Marinate your favorite steak or chicken, heat up the grill, and enjoy with this delicious Italian Pesto Pasta Salad. Finish it off with a decadent dessert that’s pretty party!
Favorite Pasta Salad
We love all summer related recipes and one of them is pasta salad! ! We find ourselves making pasta salad at least once a week with all the pool parties, barbecues and family gatherings going on.
We’ve relied on our classic pasta salad recipe for years, but recently we’ve expanded and tried new recipes. Some of our favorites include this Greek Pasta Salad and this Buffalo Chicken Pasta Salad.
We also have a new favorite – this Pesto Pasta Salad! We’ve always loved the Caprese flavor of tomato, basil, mozzarella, and balsamic vinaigrette, but when you add pesto to the mix, you’ve got one of the tastiest pasta salads you’ll ever try !
How to Make Pesto Pasta Salad
spaghetti. Bring water to a boil in a large pot and cook the rotini according to the directions on the box. Drain pasta and set aside.
Sauce. In a large bowl, combine pesto, olive oil, salt, garlic powder and pepper.
combine. Add the cooked rotini and toss to combine. Add half the tomatoes, mozzarella balls and fresh basil. Refrigerate until ready to eat.
Decor + service. Drizzle with balsamic vinaigrette before serving. Please enjoy!
If you don’t like balsamic vinegar, you can definitely skip it! It adds a nice flavor, but the pesto and other seasonings make it delicious on their own. Deliciousness isn’t the only requirement for this pasta — it comes together quickly, and honestly, the hardest part is cooking the pasta. Next time you’re in charge of a salad for a neighbor’s potluck, try this Pesto Caprese Pasta Salad!

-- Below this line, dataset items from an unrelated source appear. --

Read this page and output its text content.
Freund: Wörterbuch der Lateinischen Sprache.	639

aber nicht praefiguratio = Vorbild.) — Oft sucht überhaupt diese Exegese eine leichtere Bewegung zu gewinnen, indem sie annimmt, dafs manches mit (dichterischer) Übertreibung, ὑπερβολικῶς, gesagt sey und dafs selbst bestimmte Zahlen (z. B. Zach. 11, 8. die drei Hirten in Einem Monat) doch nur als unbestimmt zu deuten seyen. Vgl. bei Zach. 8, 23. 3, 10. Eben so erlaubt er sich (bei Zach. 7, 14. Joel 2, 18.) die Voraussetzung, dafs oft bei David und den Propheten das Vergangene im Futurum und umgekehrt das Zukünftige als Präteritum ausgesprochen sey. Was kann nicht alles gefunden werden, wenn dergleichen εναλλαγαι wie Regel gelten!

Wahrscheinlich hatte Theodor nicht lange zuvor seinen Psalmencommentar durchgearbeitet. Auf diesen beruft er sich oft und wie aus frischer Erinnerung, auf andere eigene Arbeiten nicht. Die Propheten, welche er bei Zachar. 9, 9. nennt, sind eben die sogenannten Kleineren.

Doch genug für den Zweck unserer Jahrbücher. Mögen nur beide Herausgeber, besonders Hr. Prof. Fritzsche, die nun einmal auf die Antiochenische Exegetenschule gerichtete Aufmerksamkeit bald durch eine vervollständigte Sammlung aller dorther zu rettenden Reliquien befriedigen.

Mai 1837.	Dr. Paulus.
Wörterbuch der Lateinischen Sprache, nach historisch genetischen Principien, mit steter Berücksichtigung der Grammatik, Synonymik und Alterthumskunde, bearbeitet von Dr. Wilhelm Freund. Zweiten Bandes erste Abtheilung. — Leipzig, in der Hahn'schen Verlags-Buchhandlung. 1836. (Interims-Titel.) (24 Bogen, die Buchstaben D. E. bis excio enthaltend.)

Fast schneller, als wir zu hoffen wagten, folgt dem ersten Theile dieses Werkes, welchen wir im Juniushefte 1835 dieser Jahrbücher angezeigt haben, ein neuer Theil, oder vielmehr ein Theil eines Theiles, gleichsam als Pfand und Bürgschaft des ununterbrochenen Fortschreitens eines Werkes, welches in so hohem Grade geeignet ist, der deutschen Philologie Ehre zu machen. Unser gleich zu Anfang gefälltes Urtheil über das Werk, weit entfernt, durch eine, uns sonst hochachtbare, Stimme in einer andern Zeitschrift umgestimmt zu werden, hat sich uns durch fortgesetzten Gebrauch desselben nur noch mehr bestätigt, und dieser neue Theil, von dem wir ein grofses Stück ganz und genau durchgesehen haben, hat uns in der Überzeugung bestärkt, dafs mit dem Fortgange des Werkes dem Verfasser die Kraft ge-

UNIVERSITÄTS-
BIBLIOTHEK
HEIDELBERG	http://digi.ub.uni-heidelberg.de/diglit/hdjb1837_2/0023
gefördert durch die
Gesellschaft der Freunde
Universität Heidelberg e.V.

Tips, Changes + Stored Information
Basil: We have a great recipe for homemade basil pesto that you can use in salads. You can also buy your favorite pesto at the grocery store.
spaghetti: Penne, rigatoni, fusilli or bow tie pasta all work well in this dish. No matter what type of pasta you use, it’s best cooked al dente.
tomato: Grape or cherry tomatoes are best for this recipe. You can leave them whole or cut them in half.
cheese: It’s a bit pricey, but use fresh mozzarella instead of the kind that comes in a block of cheese. Mozzarella balls are the easiest to open and toss into salads, but you can also shred a piece of fresh mozzarella.
- Add more pesto to make it a more prominent part of the recipe
- Use whole wheat pasta to make it healthier!
- add roast chicken
- Gluten Free Pasta Works Well
in advance: Make this salad 2-3 hours before you plan to serve it. Longer than that, I recommend preparing the different ingredients and storing them separately until they’re all mixed together.
shop Leftovers refrigerate in an airtight container for 2-3 days. Pasta may absorb some liquid, so just add more pesto and a little balsamic vinegar.
For more delicious pasta salad recipes, check out the following:
Prep time 5 minutes
Cook Time 10 minutes
Total time 15 minutes
Calories 88 kcal
by Lil’ Luna
- 12 ounces uncooked rotini pasta
- 4 tablespoons pesto
- 1 tablespoon olive oil
- 1/2 teaspoon salt (or more if needed)
- 1/4 teaspoon garlic powder
- black pepper
- 1/2 cup grape tomatoes halved
- 1/2 cup fresh mozzarella balls
- 2 fresh basil leaves, chopped
- drizzle balsamic vinegar to reduce
Bring water to a boil in a large pot and cook the rotini according to the directions on the box.
Drain pasta and set aside.
In a large bowl, combine pesto, olive oil, salt, garlic powder and pepper. Add the cooked rotini and toss to combine. Add half of the tomatoes, mozzarella balls and fresh basil. Refrigerate until ready to eat.
Drizzle with balsamic vinaigrette before serving. Please enjoy!